Skewness
The Skewness node computes the Fisher skewness coefficient (3rd standardized moment) of the rolling window. Positive skew means a longer right tail (occasional large gains relative to the center); negative skew means a longer left tail (occasional large losses). Negative skewness in returns is a warning sign — many momentum strategies suffer from left-skewed distributions. Requires at least 3 non-null values.
Algorithm
- ▸μ = mean(vals), σ = population_std(vals)
- ▸skewness = Σ ((v − μ) / σ)³ / n
- ▸Returns 0 when σ = 0
- ▸Requires ≥ 3 non-null values; returns null otherwise
Parameters
| Name | Type | Default | Description |
|---|---|---|---|
| period | number | 20 | Rolling window size. Minimum 3. |
Inputs & Outputs
| Port | Type | Description |
|---|---|---|
| Inputs | ||
| input | number[] | Source numeric array |
| Outputs | ||
| values | number | null | Computed value at each bar; null before the warmup period completes |
| timestamps | number[] | Bar timestamps (UNIX ms), aligned 1-to-1 with values |
Use Cases
Return Distribution Quality
Monitor rolling skewness on returns. Negative and worsening skewness warns that strategy returns are developing a crash-prone profile even if Sharpe appears stable.

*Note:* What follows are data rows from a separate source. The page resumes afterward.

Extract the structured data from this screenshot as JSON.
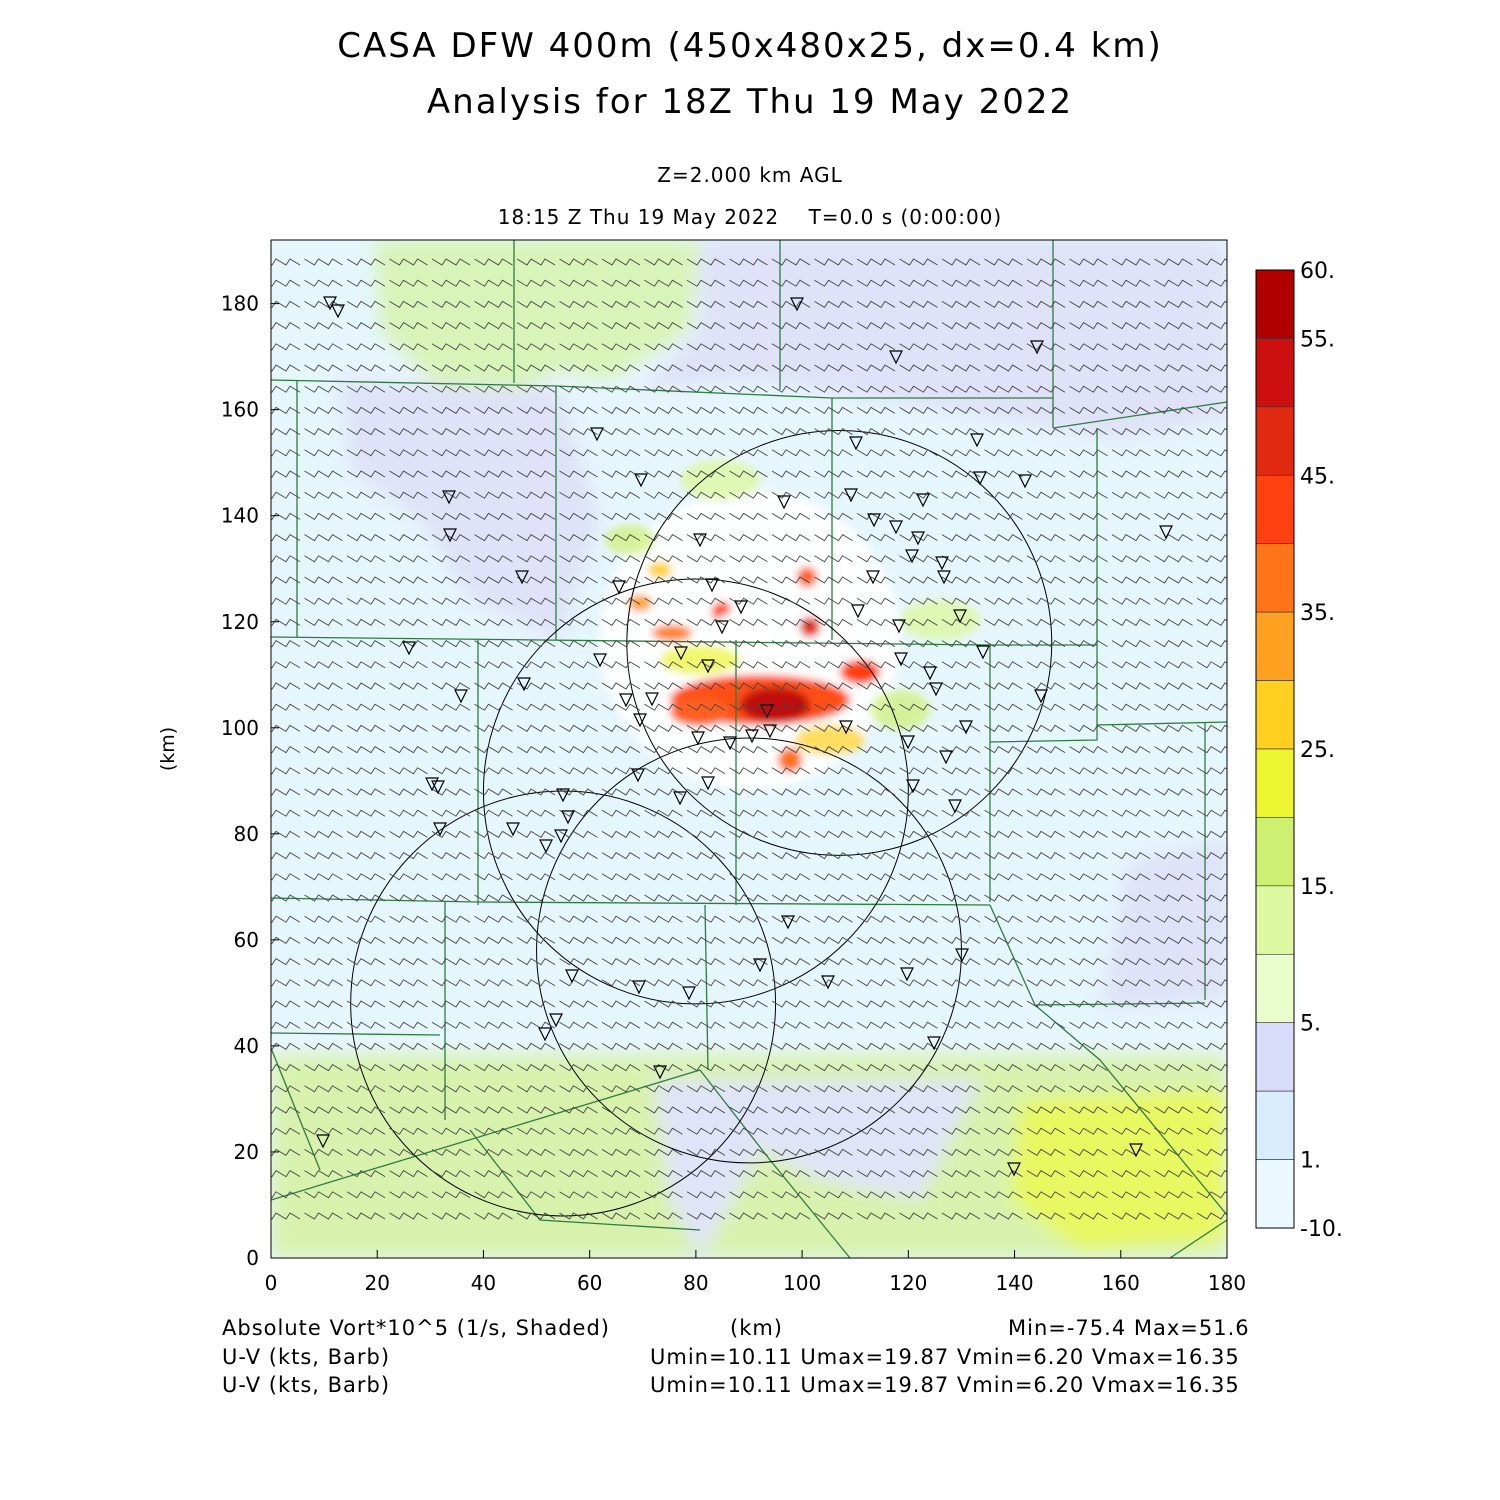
{
  "header": {
    "title_line1": "CASA DFW 400m (450x480x25, dx=0.4 km)",
    "title_line2": "Analysis for 18Z Thu 19 May 2022",
    "level": "Z=2.000 km AGL",
    "valid_time": "18:15 Z Thu 19 May 2022    T=0.0 s (0:00:00)"
  },
  "footer": {
    "field1": "Absolute Vort*10^5 (1/s, Shaded)",
    "xunit": "(km)",
    "minmax": "Min=-75.4 Max=51.6",
    "field2": "U-V (kts, Barb)",
    "stats2": "Umin=10.11 Umax=19.87 Vmin=6.20 Vmax=16.35",
    "field3": "U-V (kts, Barb)",
    "stats3": "Umin=10.11 Umax=19.87 Vmin=6.20 Vmax=16.35"
  },
  "chart_data": {
    "type": "heatmap",
    "ylabel": "(km)",
    "xlabel": "(km)",
    "xlim": [
      0,
      180
    ],
    "ylim": [
      0,
      192
    ],
    "x_ticks": [
      "0",
      "20",
      "40",
      "60",
      "80",
      "100",
      "120",
      "140",
      "160",
      "180"
    ],
    "y_ticks": [
      "0",
      "20",
      "40",
      "60",
      "80",
      "100",
      "120",
      "140",
      "160",
      "180"
    ],
    "x_tick_values": [
      0,
      20,
      40,
      60,
      80,
      100,
      120,
      140,
      160,
      180
    ],
    "y_tick_values": [
      0,
      20,
      40,
      60,
      80,
      100,
      120,
      140,
      160,
      180
    ],
    "colorbar": {
      "labels": [
        "60.",
        "55.",
        "45.",
        "35.",
        "25.",
        "15.",
        "5.",
        "1.",
        "-10."
      ],
      "colors": [
        "#b00000",
        "#cc0f0f",
        "#e02a10",
        "#ff4010",
        "#ff7418",
        "#ffa020",
        "#ffd020",
        "#ecf530",
        "#cdf070",
        "#dcf8a0",
        "#e8fccc",
        "#d8dcf8",
        "#d8ecfc",
        "#eaf8ff"
      ]
    },
    "radar_circles_km": [
      {
        "cx": 107,
        "cy": 116,
        "r": 40
      },
      {
        "cx": 80,
        "cy": 88,
        "r": 40
      },
      {
        "cx": 90,
        "cy": 58,
        "r": 40
      },
      {
        "cx": 55,
        "cy": 48,
        "r": 40
      }
    ],
    "background_color": "#e6f6fd"
  }
}
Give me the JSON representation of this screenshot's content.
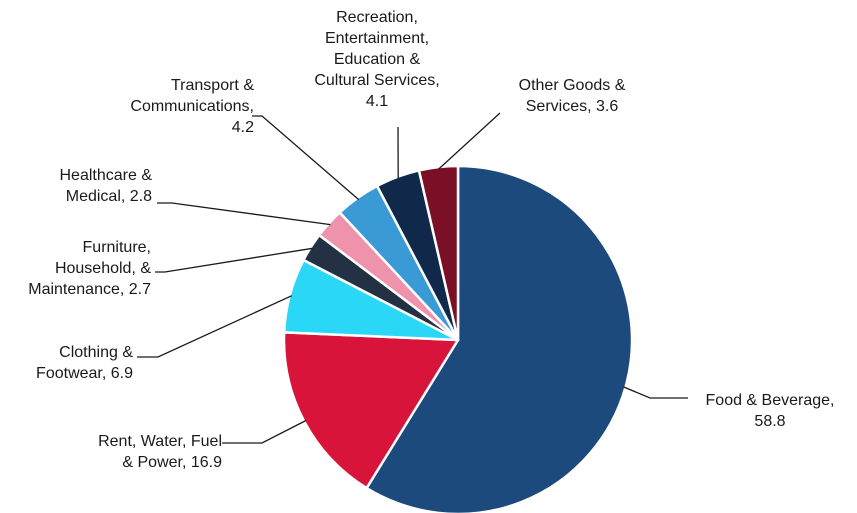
{
  "chart_data": {
    "type": "pie",
    "title": "",
    "slices": [
      {
        "label_lines": [
          "Food & Beverage,",
          "58.8"
        ],
        "value": 58.8,
        "color": "#1c4a7d"
      },
      {
        "label_lines": [
          "Rent, Water, Fuel",
          "& Power, 16.9"
        ],
        "value": 16.9,
        "color": "#d8143a"
      },
      {
        "label_lines": [
          "Clothing &",
          "Footwear, 6.9"
        ],
        "value": 6.9,
        "color": "#2ad7f7"
      },
      {
        "label_lines": [
          "Furniture,",
          "Household, &",
          "Maintenance, 2.7"
        ],
        "value": 2.7,
        "color": "#243044"
      },
      {
        "label_lines": [
          "Healthcare &",
          "Medical, 2.8"
        ],
        "value": 2.8,
        "color": "#ef93ad"
      },
      {
        "label_lines": [
          "Transport &",
          "Communications,",
          "4.2"
        ],
        "value": 4.2,
        "color": "#3a9ad6"
      },
      {
        "label_lines": [
          "Recreation,",
          "Entertainment,",
          "Education &",
          "Cultural Services,",
          "4.1"
        ],
        "value": 4.1,
        "color": "#10284a"
      },
      {
        "label_lines": [
          "Other Goods &",
          "Services, 3.6"
        ],
        "value": 3.6,
        "color": "#7a0f26"
      }
    ]
  }
}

Mean vs. Median Divergence
Large positive skewness means mean > median (right-skewed); large negative means mean < median. Use this to decide whether Average or Median is the better central tendency measure.
Options Bias
Assets with negative skew in returns tend to be systematically overpriced for out-of-the-money puts (crash insurance). Use rolling skewness to time entry into long-put positions.